Forte di Exilles

Tel: +39.012258301
www.comune.exilles.to.it

10050 Exilles (To)

Forte di Exilles
Forte di Exilles

È uno dei monumenti più antichi della Valle di Susa: un primo nucleo fortificato è documentato dal XII secolo, quando garantiva il controllo strategico dell’asse stradale che dal Piemonte portava in Francia attraverso il valico del Monginevro. Nel Trecento presenta già un impianto complesso, con un maschio circondato da due ordini di mura. Nel corso del XVI secolo i Savoia lo contendono a lungo alla Francia. All’inizio del secolo successivo si impongono lavori di ammodernamento della struttura difensiva: il forte modifica il suo precedente assetto trasformandosi in fortezza bastionata, in grado di reggere all’urto delle moderne artiglierie. Tra il 1681 e il 1687 viene qui ospitato il misterioso prigioniero passato alla storia come la “Maschera di Ferro”. Solo nel 1708, nell’ambito della guerra di successione spagnola, le armate di Vittorio Amedeo II di Savoia riescono a impadronirsi della valle di Bardonecchia e a prendere la fortezza. Con il trattato di Utrecht (1713) e il conseguente passaggio dello Stato sabaudo da ducato a regno, il forte è oggetto di imponenti lavori di ristrutturazione e ammodernamento, tra cui il ribaltamento del fronte difensivo verso la Francia: gli interventi sono diretti dall’ingegnere militare Ignazio Bertola tra il 1728 e il 1733. In seguito alla Pace di Parigi (1796) viene imposta la demolizione della struttura che, per la sua posizione strategica, verrà ricostruita tra il 1818 e il 1829 per volere del re Vittorio Emanuele I di Savoia, tornato in possesso dei suoi territori, su progetto dei Capitani del Genio Rana e Oliviero.
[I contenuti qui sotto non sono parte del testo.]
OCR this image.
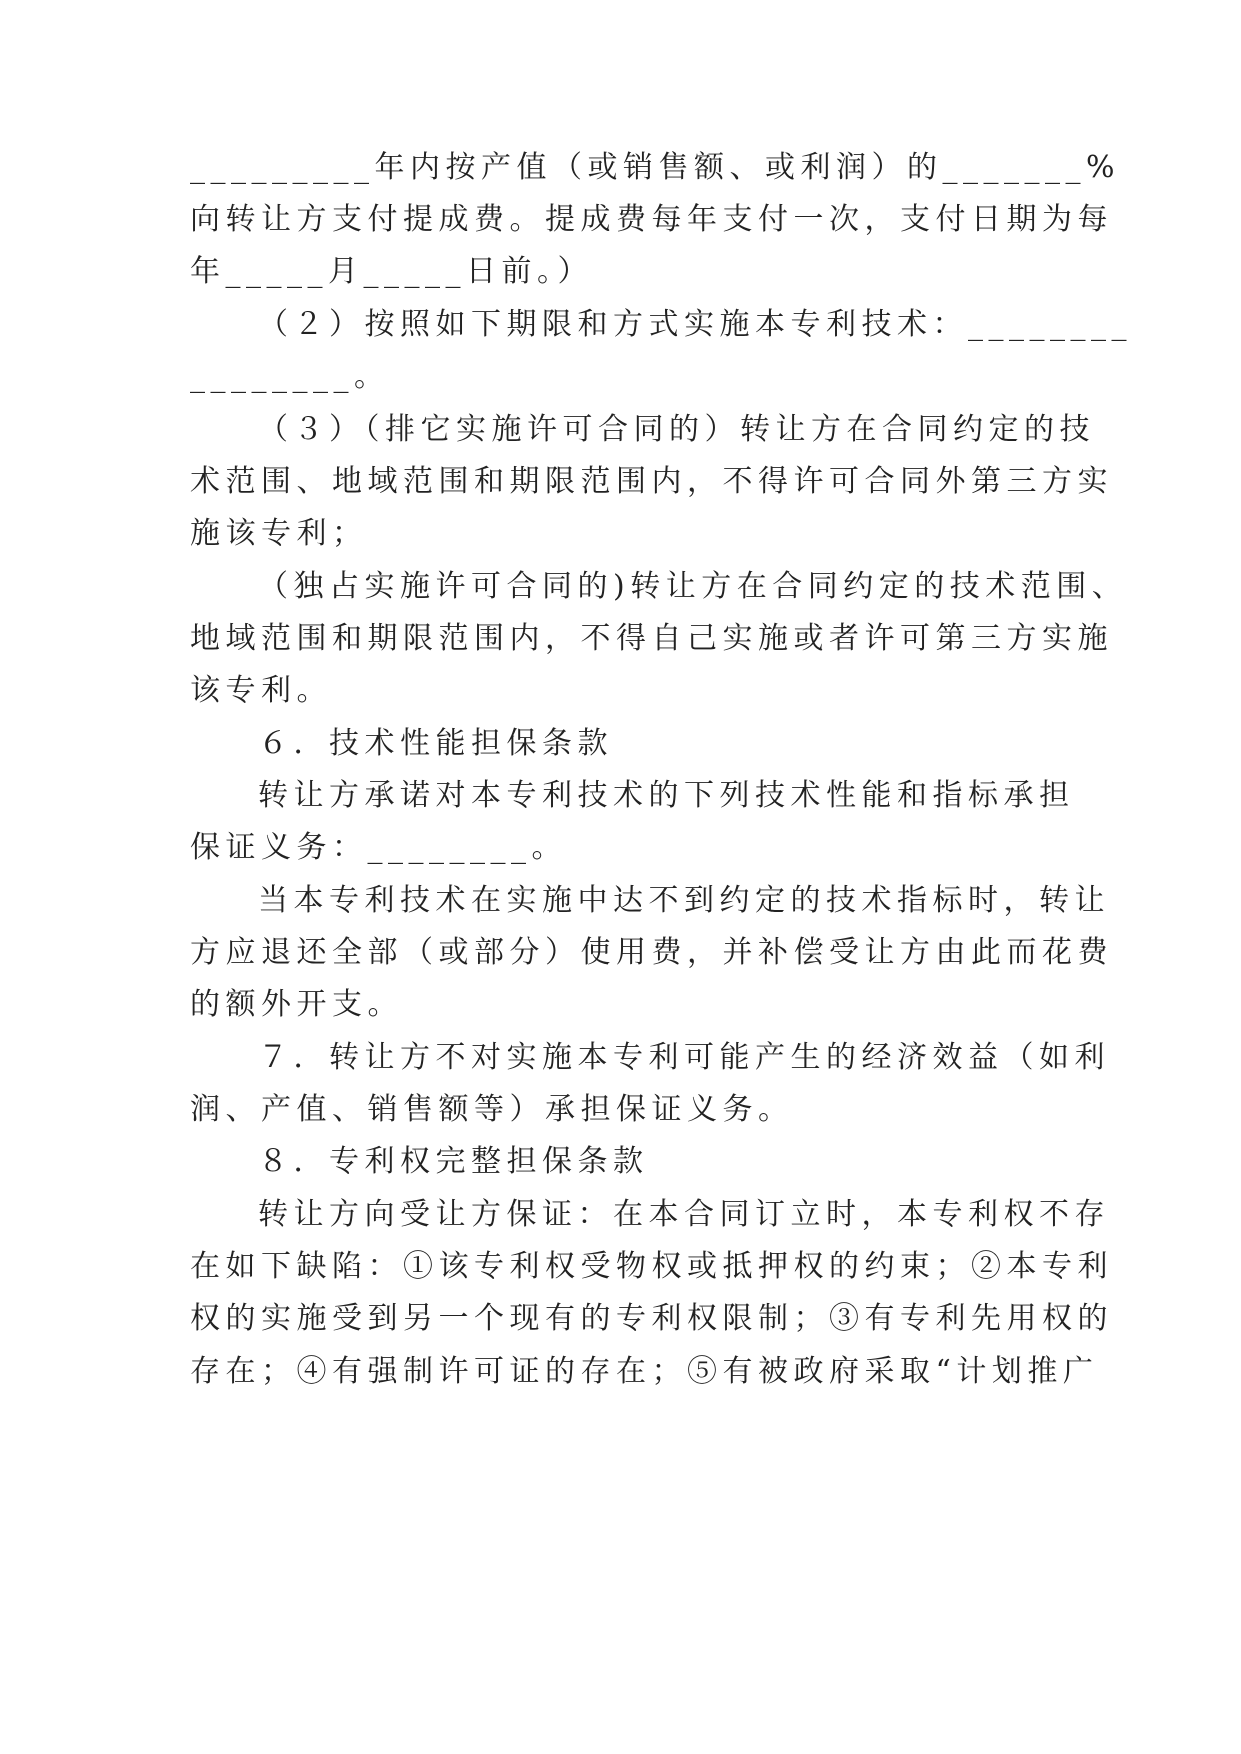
_________年内按产值（或销售额、或利润）的_______%
向转让方支付提成费。提成费每年支付一次，支付日期为每
年_____月_____日前。）
（２）按照如下期限和方式实施本专利技术：________
________。
（３）（排它实施许可合同的）转让方在合同约定的技
术范围、地域范围和期限范围内，不得许可合同外第三方实
施该专利；
（独占实施许可合同的)转让方在合同约定的技术范围、
地域范围和期限范围内，不得自己实施或者许可第三方实施
该专利。
６．技术性能担保条款
转让方承诺对本专利技术的下列技术性能和指标承担
保证义务：________。
当本专利技术在实施中达不到约定的技术指标时，转让
方应退还全部（或部分）使用费，并补偿受让方由此而花费
的额外开支。
７．转让方不对实施本专利可能产生的经济效益（如利
润、产值、销售额等）承担保证义务。
８．专利权完整担保条款
转让方向受让方保证：在本合同订立时，本专利权不存
在如下缺陷：①该专利权受物权或抵押权的约束；②本专利
权的实施受到另一个现有的专利权限制；③有专利先用权的
存在；④有强制许可证的存在；⑤有被政府采取“计划推广
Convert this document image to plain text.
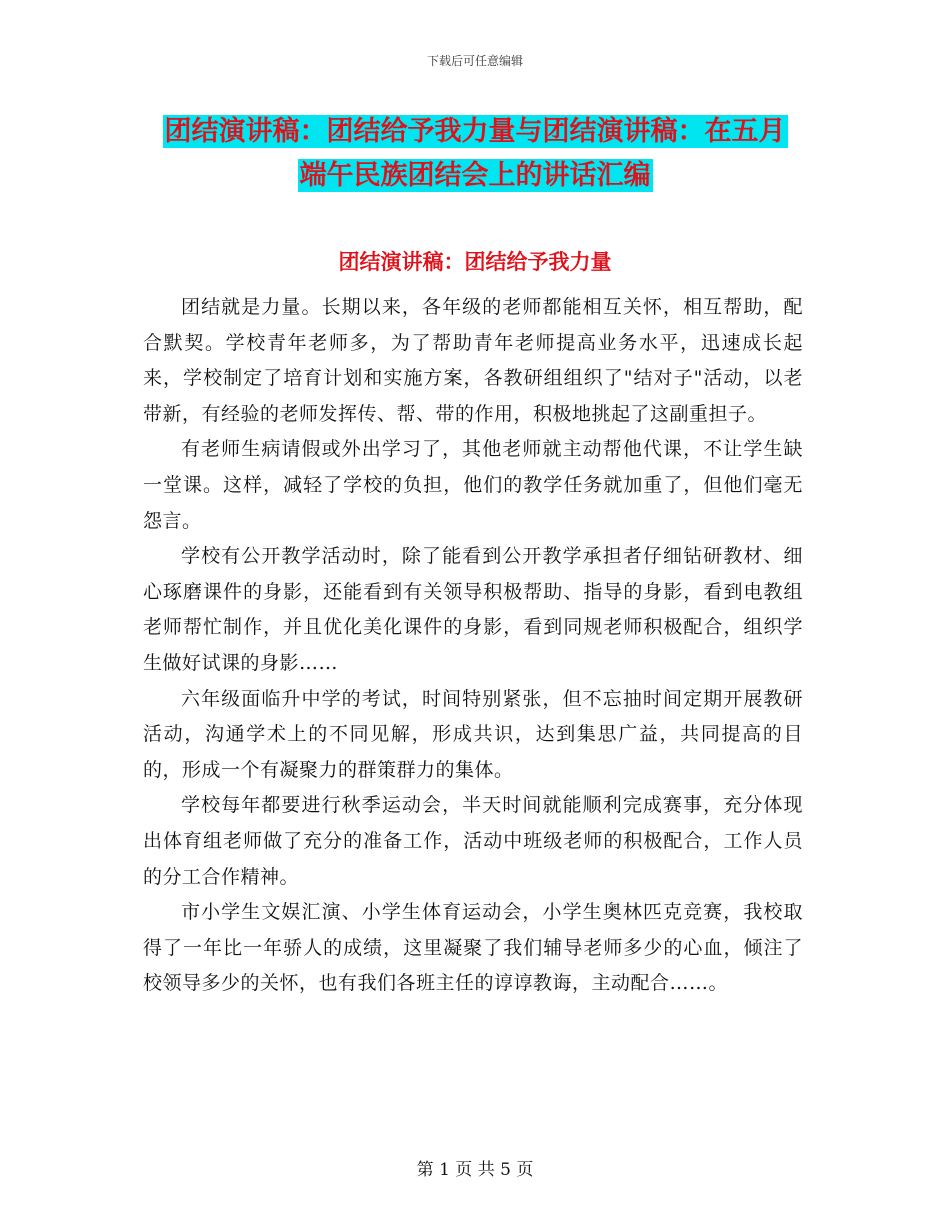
下载后可任意编辑
团结演讲稿：团结给予我力量与团结演讲稿：在五月
端午民族团结会上的讲话汇编
团结演讲稿：团结给予我力量

团结就是力量。长期以来，各年级的老师都能相互关怀，相互帮助，配合默契。学校青年老师多，为了帮助青年老师提高业务水平，迅速成长起来，学校制定了培育计划和实施方案，各教研组组织了"结对子"活动，以老带新，有经验的老师发挥传、帮、带的作用，积极地挑起了这副重担子。

有老师生病请假或外出学习了，其他老师就主动帮他代课，不让学生缺一堂课。这样，减轻了学校的负担，他们的教学任务就加重了，但他们毫无怨言。

学校有公开教学活动时，除了能看到公开教学承担者仔细钻研教材、细心琢磨课件的身影，还能看到有关领导积极帮助、指导的身影，看到电教组老师帮忙制作，并且优化美化课件的身影，看到同规老师积极配合，组织学生做好试课的身影……

六年级面临升中学的考试，时间特别紧张，但不忘抽时间定期开展教研活动，沟通学术上的不同见解，形成共识，达到集思广益，共同提高的目的，形成一个有凝聚力的群策群力的集体。

学校每年都要进行秋季运动会，半天时间就能顺利完成赛事，充分体现出体育组老师做了充分的准备工作，活动中班级老师的积极配合，工作人员的分工合作精神。

市小学生文娱汇演、小学生体育运动会，小学生奥林匹克竞赛，我校取得了一年比一年骄人的成绩，这里凝聚了我们辅导老师多少的心血，倾注了校领导多少的关怀，也有我们各班主任的谆谆教诲，主动配合……。

第 1 页 共 5 页
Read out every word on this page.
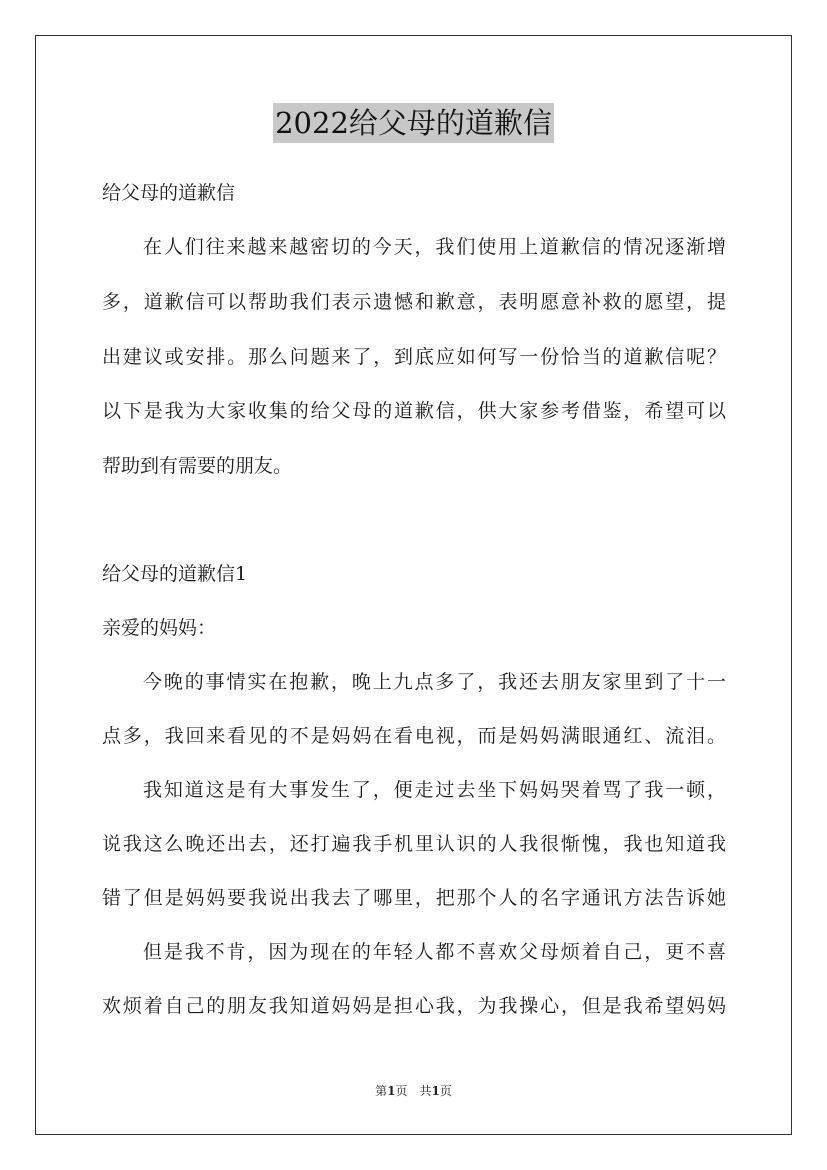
2022给父母的道歉信
给父母的道歉信
在人们往来越来越密切的今天，我们使用上道歉信的情况逐渐增
多，道歉信可以帮助我们表示遗憾和歉意，表明愿意补救的愿望，提
出建议或安排。那么问题来了，到底应如何写一份恰当的道歉信呢？
以下是我为大家收集的给父母的道歉信，供大家参考借鉴，希望可以
帮助到有需要的朋友。
给父母的道歉信1
亲爱的妈妈：
今晚的事情实在抱歉，晚上九点多了，我还去朋友家里到了十一
点多，我回来看见的不是妈妈在看电视，而是妈妈满眼通红、流泪。
我知道这是有大事发生了，便走过去坐下妈妈哭着骂了我一顿，
说我这么晚还出去，还打遍我手机里认识的人我很惭愧，我也知道我
错了但是妈妈要我说出我去了哪里，把那个人的名字通讯方法告诉她
但是我不肯，因为现在的年轻人都不喜欢父母烦着自己，更不喜
欢烦着自己的朋友我知道妈妈是担心我，为我操心，但是我希望妈妈
第1页　共1页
Il forte era dotato di 22 moderni pezzi di artiglieria, e come tutti gli altri presidi della zona verrà disarmato nel 1915 per trasferire le armi sul fronte orientale. Dal 1943 ha perso definitivamente ogni funzione militare. Oggi il complesso, acquisito dalla Regione Piemonte, ha subito un importante intervento di restauro ed è diventato “museo di sé stesso”, ospitando parte delle collezioni militari del Museo Nazionale della Montagna di Torino e una documentazione iconografica che racconta la storia del forte e del sistema di architettura difensiva delle Alpi Occidentali.